In a graph, the vertices can be partitioned $V=V_1\cup V_2$ so that at most half of all edges run within each part?
I am thinking of destroying all cycles of odd length by removing edges, so that I get a bipartite graph, with a partition $V_1$ and $V_2$ so that no edge in the new graph run within the two parts. Then the worst case in adding back the edges I removed, is that these edges all run within each part. So I would like to show that I can destroy all odd cycles by removing at most half of all the edges. Anyone can tell me if I am thinking in the right direction?

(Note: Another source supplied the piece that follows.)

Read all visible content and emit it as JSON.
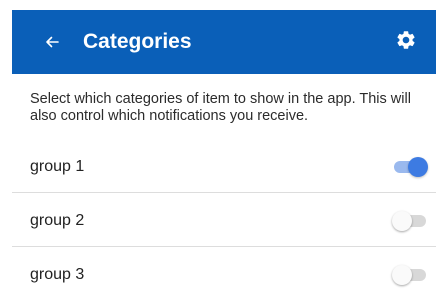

Consider starting with a graph $G$ and partitioning its vertices into $V_1$ and $V_2$ by looking at each vertex one by one and assigning it to $V_1$ or $V_2$ (starting with $V_1$ and $V_2$ both empty): if the vertex $v$ has more edges going to $V_1$ than $V_2$, assign it to $V_2$, otherwise assign it to $V_1$. If you assign $v$ to $V_i$, colour each edge from $v$ to $V_i$ red and every edge from $v$ to $V_{3-i}$ blue. Then there will always be at least as many blue edges as red edges. When the process is finished, all edges will be coloured, those within $V_1$ or $V_2$ will be red and those between $V_1$ and $V_2$ will be blue.
This is a classic problem where the Probabilistic Method gives a very nice solution.
Consider the effect of randomly assigned each vertex, independently and identically, to $V_1$ or $V_2$ with probability $1/2$. In this case, the expected number of edges that cross the two halves is $m/2$. This implies that there is a positive probability of partitioning the vertices so that the actual (as opposed to expected) number of edges crossing the two halves is at least $m/2$. In particular, such a partition exists.